Most businesses do not fail because of one big decision, they fail quietly.
Entropy is the slow, almost invisible decay that happens when nothing is actively maintained. In physics it is unavoidable; in leadership, it is dangerous when ignored.
What makes entropy so powerful is that it rarely announces itself. Things still work, just not as well. Decisions take longer, energy drops, standards soften, culture feels off, but no one can quite explain why.
That is where leadership comes in.
The Leader as an Entropy Sensor
A leader’s role is not only to set direction, it is to sense decay early.
You feel it in conversations, in hesitation, in small frustrations that keep repeating.
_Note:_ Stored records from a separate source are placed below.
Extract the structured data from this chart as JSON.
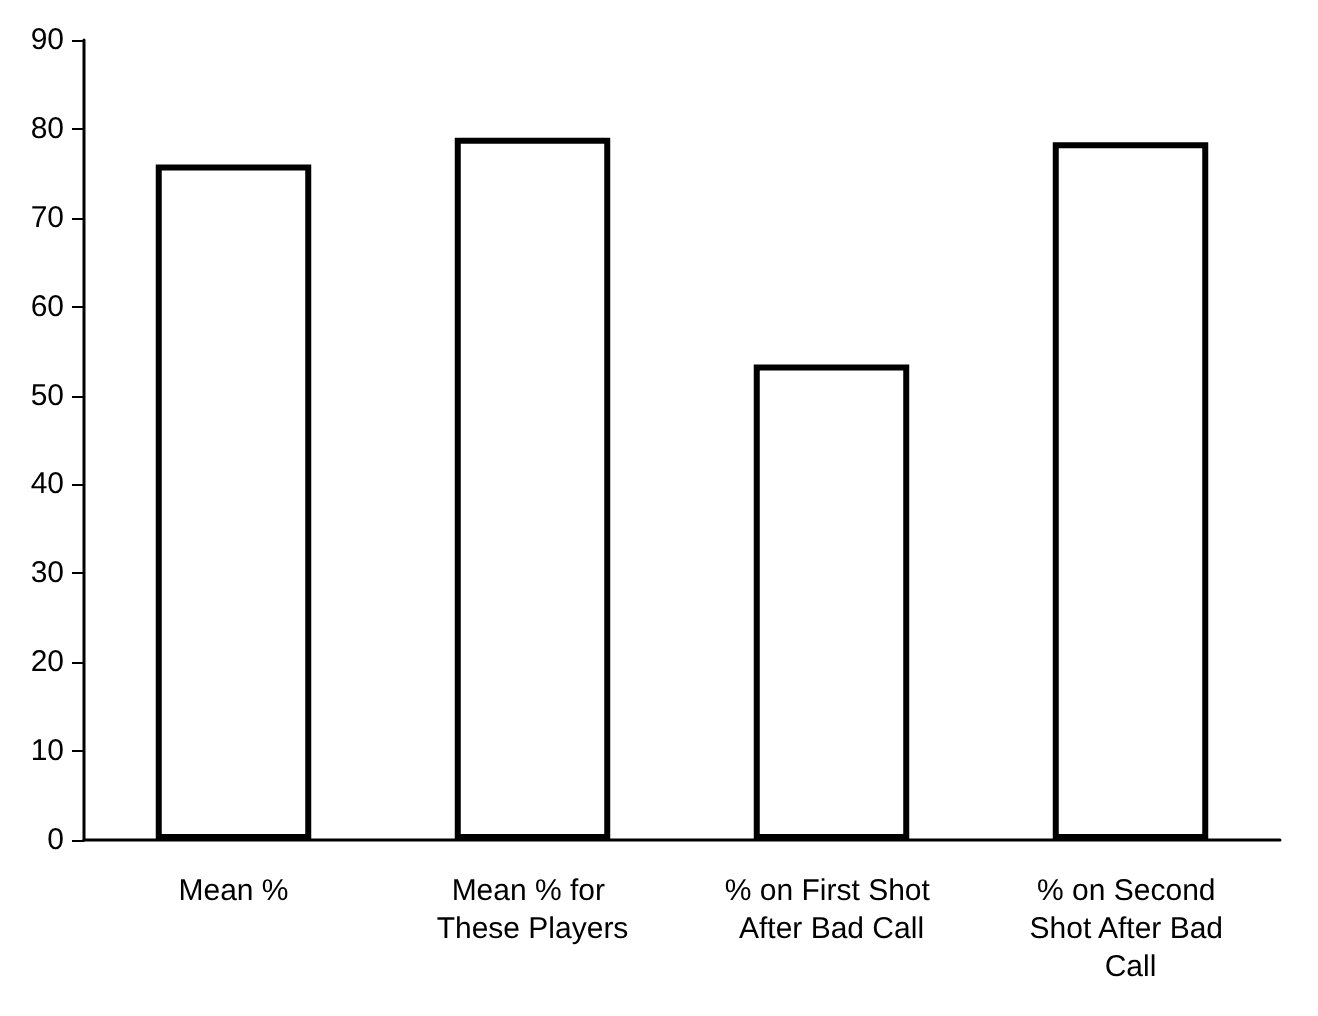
{
  "chart_data": {
    "type": "bar",
    "categories": [
      "Mean %",
      "Mean % for These Players",
      "% on First Shot After Bad Call",
      "% on Second Shot After Bad Call"
    ],
    "values": [
      76,
      79,
      53.5,
      78.5
    ],
    "color": "#ffffff",
    "ylim": [
      0,
      90
    ],
    "yticks": [
      0,
      10,
      20,
      30,
      40,
      50,
      60,
      70,
      80,
      90
    ],
    "grid": false
  }
}
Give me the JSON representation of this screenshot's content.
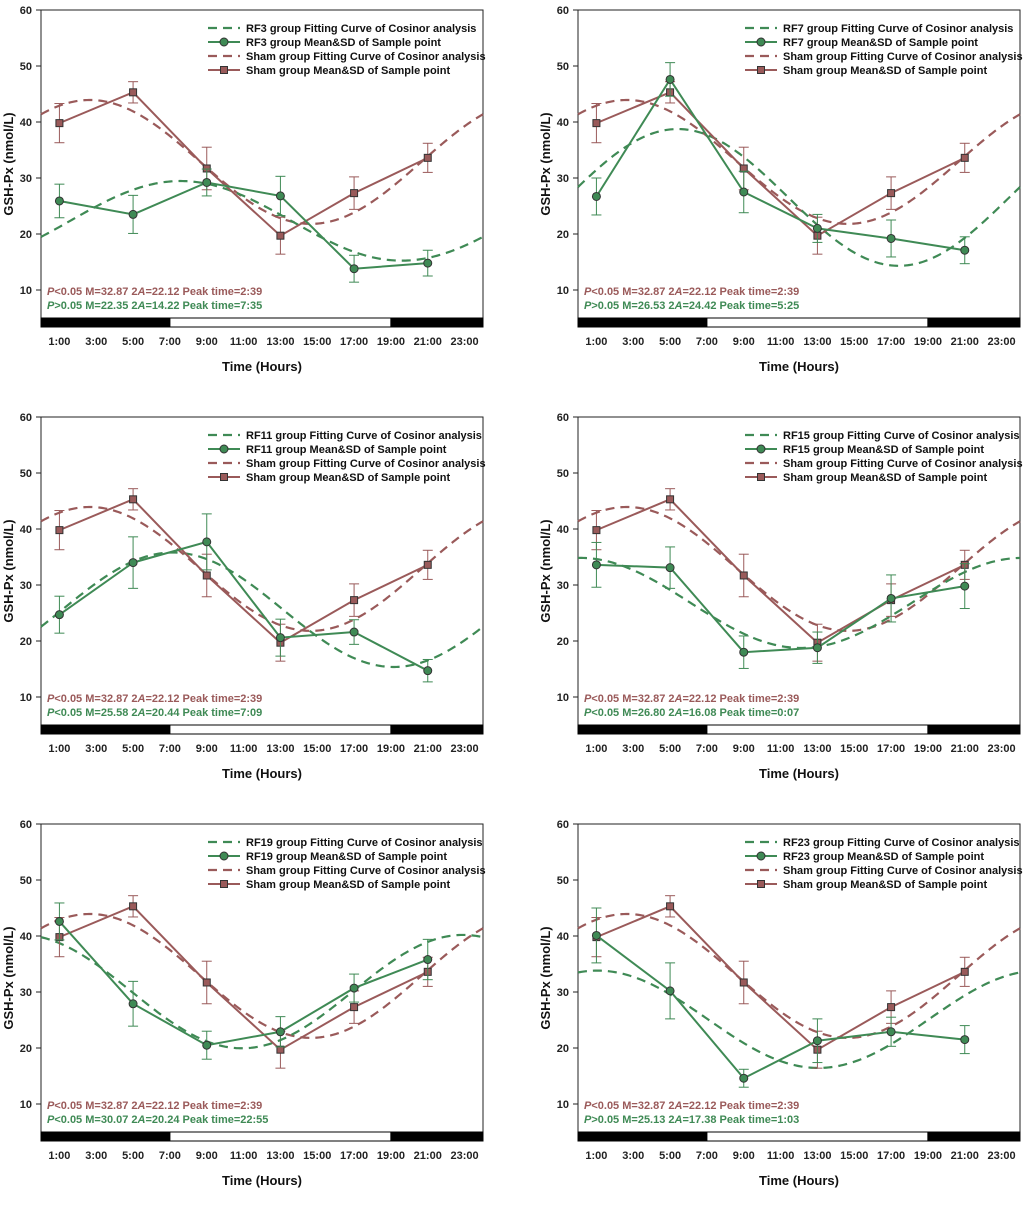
{
  "figure": {
    "common": {
      "ylabel": "GSH-Px (nmol/L)",
      "xlabel": "Time (Hours)",
      "yticks": [
        "10",
        "20",
        "30",
        "40",
        "50",
        "60"
      ],
      "xticks": [
        "1:00",
        "3:00",
        "5:00",
        "7:00",
        "9:00",
        "11:00",
        "13:00",
        "15:00",
        "17:00",
        "19:00",
        "21:00",
        "23:00"
      ],
      "sham_color": "#9a5a5a",
      "rf_color": "#3f8a55"
    }
  },
  "chart_data": [
    {
      "type": "line",
      "ylim": [
        5,
        60
      ],
      "xlim": [
        0,
        24
      ],
      "xlabel": "Time (Hours)",
      "ylabel": "GSH-Px (nmol/L)",
      "light_dark_bar": [
        {
          "from": 0,
          "to": 7,
          "state": "dark"
        },
        {
          "from": 7,
          "to": 19,
          "state": "light"
        },
        {
          "from": 19,
          "to": 24,
          "state": "dark"
        }
      ],
      "legend": {
        "rf_fit": "RF3 group Fitting Curve of Cosinor analysis",
        "rf_mean": "RF3 group Mean&SD of Sample point",
        "sham_fit": "Sham group Fitting Curve of Cosinor analysis",
        "sham_mean": "Sham group Mean&SD of Sample point"
      },
      "series": [
        {
          "name": "Sham group Mean&SD of Sample point",
          "x": [
            1,
            5,
            9,
            13,
            17,
            21
          ],
          "values": [
            39.8,
            45.3,
            31.7,
            19.7,
            27.3,
            33.6
          ],
          "sd": [
            3.5,
            1.9,
            3.8,
            3.3,
            2.9,
            2.6
          ]
        },
        {
          "name": "RF3 group Mean&SD of Sample point",
          "x": [
            1,
            5,
            9,
            13,
            17,
            21
          ],
          "values": [
            25.9,
            23.5,
            29.2,
            26.8,
            13.8,
            14.8
          ],
          "sd": [
            3.0,
            3.4,
            2.4,
            3.5,
            2.4,
            2.3
          ]
        }
      ],
      "cosinor": {
        "sham": {
          "mesor": 32.87,
          "amplitude2": 22.12,
          "peak": "2:39",
          "p": "<0.05"
        },
        "rf": {
          "mesor": 22.35,
          "amplitude2": 14.22,
          "peak": "7:35",
          "p": ">0.05"
        }
      },
      "stat_sham": {
        "p": "P",
        "rest": "<0.05 M=32.87 2",
        "a": "A",
        "tail": "=22.12 Peak time=2:39"
      },
      "stat_rf": {
        "p": "P",
        "rest": ">0.05 M=22.35 2",
        "a": "A",
        "tail": "=14.22 Peak time=7:35"
      }
    },
    {
      "type": "line",
      "ylim": [
        5,
        60
      ],
      "xlim": [
        0,
        24
      ],
      "xlabel": "Time (Hours)",
      "ylabel": "GSH-Px (nmol/L)",
      "light_dark_bar": [
        {
          "from": 0,
          "to": 7,
          "state": "dark"
        },
        {
          "from": 7,
          "to": 19,
          "state": "light"
        },
        {
          "from": 19,
          "to": 24,
          "state": "dark"
        }
      ],
      "legend": {
        "rf_fit": "RF7 group Fitting Curve of Cosinor analysis",
        "rf_mean": "RF7 group Mean&SD of Sample point",
        "sham_fit": "Sham group Fitting Curve of Cosinor analysis",
        "sham_mean": "Sham group Mean&SD of Sample point"
      },
      "series": [
        {
          "name": "Sham group Mean&SD of Sample point",
          "x": [
            1,
            5,
            9,
            13,
            17,
            21
          ],
          "values": [
            39.8,
            45.3,
            31.7,
            19.7,
            27.3,
            33.6
          ],
          "sd": [
            3.5,
            1.9,
            3.8,
            3.3,
            2.9,
            2.6
          ]
        },
        {
          "name": "RF7 group Mean&SD of Sample point",
          "x": [
            1,
            5,
            9,
            13,
            17,
            21
          ],
          "values": [
            26.7,
            47.6,
            27.5,
            21.0,
            19.2,
            17.1
          ],
          "sd": [
            3.3,
            3.0,
            3.7,
            2.5,
            3.3,
            2.4
          ]
        }
      ],
      "cosinor": {
        "sham": {
          "mesor": 32.87,
          "amplitude2": 22.12,
          "peak": "2:39",
          "p": "<0.05"
        },
        "rf": {
          "mesor": 26.53,
          "amplitude2": 24.42,
          "peak": "5:25",
          "p": ">0.05"
        }
      },
      "stat_sham": {
        "p": "P",
        "rest": "<0.05 M=32.87 2",
        "a": "A",
        "tail": "=22.12 Peak time=2:39"
      },
      "stat_rf": {
        "p": "P",
        "rest": ">0.05 M=26.53 2",
        "a": "A",
        "tail": "=24.42 Peak time=5:25"
      }
    },
    {
      "type": "line",
      "ylim": [
        5,
        60
      ],
      "xlim": [
        0,
        24
      ],
      "xlabel": "Time (Hours)",
      "ylabel": "GSH-Px (nmol/L)",
      "light_dark_bar": [
        {
          "from": 0,
          "to": 7,
          "state": "dark"
        },
        {
          "from": 7,
          "to": 19,
          "state": "light"
        },
        {
          "from": 19,
          "to": 24,
          "state": "dark"
        }
      ],
      "legend": {
        "rf_fit": "RF11 group Fitting Curve of Cosinor analysis",
        "rf_mean": "RF11 group Mean&SD of Sample point",
        "sham_fit": "Sham group Fitting Curve of Cosinor analysis",
        "sham_mean": "Sham group Mean&SD of Sample point"
      },
      "series": [
        {
          "name": "Sham group Mean&SD of Sample point",
          "x": [
            1,
            5,
            9,
            13,
            17,
            21
          ],
          "values": [
            39.8,
            45.3,
            31.7,
            19.7,
            27.3,
            33.6
          ],
          "sd": [
            3.5,
            1.9,
            3.8,
            3.3,
            2.9,
            2.6
          ]
        },
        {
          "name": "RF11 group Mean&SD of Sample point",
          "x": [
            1,
            5,
            9,
            13,
            17,
            21
          ],
          "values": [
            24.7,
            34.0,
            37.7,
            20.6,
            21.6,
            14.7
          ],
          "sd": [
            3.3,
            4.6,
            5.0,
            3.3,
            2.2,
            2.0
          ]
        }
      ],
      "cosinor": {
        "sham": {
          "mesor": 32.87,
          "amplitude2": 22.12,
          "peak": "2:39",
          "p": "<0.05"
        },
        "rf": {
          "mesor": 25.58,
          "amplitude2": 20.44,
          "peak": "7:09",
          "p": "<0.05"
        }
      },
      "stat_sham": {
        "p": "P",
        "rest": "<0.05 M=32.87 2",
        "a": "A",
        "tail": "=22.12 Peak time=2:39"
      },
      "stat_rf": {
        "p": "P",
        "rest": "<0.05 M=25.58 2",
        "a": "A",
        "tail": "=20.44 Peak time=7:09"
      }
    },
    {
      "type": "line",
      "ylim": [
        5,
        60
      ],
      "xlim": [
        0,
        24
      ],
      "xlabel": "Time (Hours)",
      "ylabel": "GSH-Px (nmol/L)",
      "light_dark_bar": [
        {
          "from": 0,
          "to": 7,
          "state": "dark"
        },
        {
          "from": 7,
          "to": 19,
          "state": "light"
        },
        {
          "from": 19,
          "to": 24,
          "state": "dark"
        }
      ],
      "legend": {
        "rf_fit": "RF15 group Fitting Curve of Cosinor analysis",
        "rf_mean": "RF15 group Mean&SD of Sample point",
        "sham_fit": "Sham group Fitting Curve of Cosinor analysis",
        "sham_mean": "Sham group Mean&SD of Sample point"
      },
      "series": [
        {
          "name": "Sham group Mean&SD of Sample point",
          "x": [
            1,
            5,
            9,
            13,
            17,
            21
          ],
          "values": [
            39.8,
            45.3,
            31.7,
            19.7,
            27.3,
            33.6
          ],
          "sd": [
            3.5,
            1.9,
            3.8,
            3.3,
            2.9,
            2.6
          ]
        },
        {
          "name": "RF15 group Mean&SD of Sample point",
          "x": [
            1,
            5,
            9,
            13,
            17,
            21
          ],
          "values": [
            33.6,
            33.1,
            18.0,
            18.8,
            27.6,
            29.8
          ],
          "sd": [
            4.0,
            3.7,
            2.9,
            2.8,
            4.2,
            4.0
          ]
        }
      ],
      "cosinor": {
        "sham": {
          "mesor": 32.87,
          "amplitude2": 22.12,
          "peak": "2:39",
          "p": "<0.05"
        },
        "rf": {
          "mesor": 26.8,
          "amplitude2": 16.08,
          "peak": "0:07",
          "p": "<0.05"
        }
      },
      "stat_sham": {
        "p": "P",
        "rest": "<0.05 M=32.87 2",
        "a": "A",
        "tail": "=22.12 Peak time=2:39"
      },
      "stat_rf": {
        "p": "P",
        "rest": "<0.05 M=26.80 2",
        "a": "A",
        "tail": "=16.08 Peak time=0:07"
      }
    },
    {
      "type": "line",
      "ylim": [
        5,
        60
      ],
      "xlim": [
        0,
        24
      ],
      "xlabel": "Time (Hours)",
      "ylabel": "GSH-Px (nmol/L)",
      "light_dark_bar": [
        {
          "from": 0,
          "to": 7,
          "state": "dark"
        },
        {
          "from": 7,
          "to": 19,
          "state": "light"
        },
        {
          "from": 19,
          "to": 24,
          "state": "dark"
        }
      ],
      "legend": {
        "rf_fit": "RF19 group Fitting Curve of Cosinor analysis",
        "rf_mean": "RF19 group Mean&SD of Sample point",
        "sham_fit": "Sham group Fitting Curve of Cosinor analysis",
        "sham_mean": "Sham group Mean&SD of Sample point"
      },
      "series": [
        {
          "name": "Sham group Mean&SD of Sample point",
          "x": [
            1,
            5,
            9,
            13,
            17,
            21
          ],
          "values": [
            39.8,
            45.3,
            31.7,
            19.7,
            27.3,
            33.6
          ],
          "sd": [
            3.5,
            1.9,
            3.8,
            3.3,
            2.9,
            2.6
          ]
        },
        {
          "name": "RF19 group Mean&SD of Sample point",
          "x": [
            1,
            5,
            9,
            13,
            17,
            21
          ],
          "values": [
            42.6,
            27.9,
            20.5,
            22.9,
            30.7,
            35.8
          ],
          "sd": [
            3.3,
            4.0,
            2.5,
            2.7,
            2.5,
            3.6
          ]
        }
      ],
      "cosinor": {
        "sham": {
          "mesor": 32.87,
          "amplitude2": 22.12,
          "peak": "2:39",
          "p": "<0.05"
        },
        "rf": {
          "mesor": 30.07,
          "amplitude2": 20.24,
          "peak": "22:55",
          "p": "<0.05"
        }
      },
      "stat_sham": {
        "p": "P",
        "rest": "<0.05 M=32.87 2",
        "a": "A",
        "tail": "=22.12 Peak time=2:39"
      },
      "stat_rf": {
        "p": "P",
        "rest": "<0.05 M=30.07 2",
        "a": "A",
        "tail": "=20.24 Peak time=22:55"
      }
    },
    {
      "type": "line",
      "ylim": [
        5,
        60
      ],
      "xlim": [
        0,
        24
      ],
      "xlabel": "Time (Hours)",
      "ylabel": "GSH-Px (nmol/L)",
      "light_dark_bar": [
        {
          "from": 0,
          "to": 7,
          "state": "dark"
        },
        {
          "from": 7,
          "to": 19,
          "state": "light"
        },
        {
          "from": 19,
          "to": 24,
          "state": "dark"
        }
      ],
      "legend": {
        "rf_fit": "RF23 group Fitting Curve of Cosinor analysis",
        "rf_mean": "RF23 group Mean&SD of Sample point",
        "sham_fit": "Sham group Fitting Curve of Cosinor analysis",
        "sham_mean": "Sham group Mean&SD of Sample point"
      },
      "series": [
        {
          "name": "Sham group Mean&SD of Sample point",
          "x": [
            1,
            5,
            9,
            13,
            17,
            21
          ],
          "values": [
            39.8,
            45.3,
            31.7,
            19.7,
            27.3,
            33.6
          ],
          "sd": [
            3.5,
            1.9,
            3.8,
            3.3,
            2.9,
            2.6
          ]
        },
        {
          "name": "RF23 group Mean&SD of Sample point",
          "x": [
            1,
            5,
            9,
            13,
            17,
            21
          ],
          "values": [
            40.1,
            30.2,
            14.6,
            21.3,
            22.9,
            21.5
          ],
          "sd": [
            4.9,
            5.0,
            1.6,
            3.9,
            2.6,
            2.5
          ]
        }
      ],
      "cosinor": {
        "sham": {
          "mesor": 32.87,
          "amplitude2": 22.12,
          "peak": "2:39",
          "p": "<0.05"
        },
        "rf": {
          "mesor": 25.13,
          "amplitude2": 17.38,
          "peak": "1:03",
          "p": ">0.05"
        }
      },
      "stat_sham": {
        "p": "P",
        "rest": "<0.05 M=32.87 2",
        "a": "A",
        "tail": "=22.12 Peak time=2:39"
      },
      "stat_rf": {
        "p": "P",
        "rest": ">0.05 M=25.13 2",
        "a": "A",
        "tail": "=17.38 Peak time=1:03"
      }
    }
  ]
}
In the gut feeling that something is not broken yet, but it is heading there.
Strong leaders pay attention to these signals, they listen carefully, not just to what is said, but to what is avoided. They connect small data points before they become big problems.
Entropy never starts loud. It starts quietly.
Cleaning the Windows of the Business
While visiting Panama, the image became clear. Tall buildings look impressive, but without constant cleaning and repainting, they decay. Rust appears. Windows dull. Eventually the structure suffers.
Businesses are no different.
Products are never finished, customers are never done, and teams are never complete. Hybrid work adds even more complexity. Without constant maintenance, clarity fades and friction grows.
Leadership means cleaning the windows regularly, even when they still look clean.
Values Do Not Die, They Fade
Values rarely disappear overnight, they fade when they are no longer lived.
Posters stay on the wall, words are still spoken, but behaviour shifts. Standards soften, accountability weakens, and what once felt non-negotiable becomes optional.
Revisiting values is not about changing them, but rather about revitalising them. Making them visible in daily behaviour again.
Values decay when they stop being practiced.
Chip and Paint Leadership
In the navy, ships are maintained constantly. Even when docked, crews scrape rust and repaint surfaces. If they do not, the damage spreads until it becomes unfixable.
Fixing a pothole early is easy, ignoring it creates a sinkhole.
Your role as a leader is to catch things early and bring your team back to your vision, mission, and core values.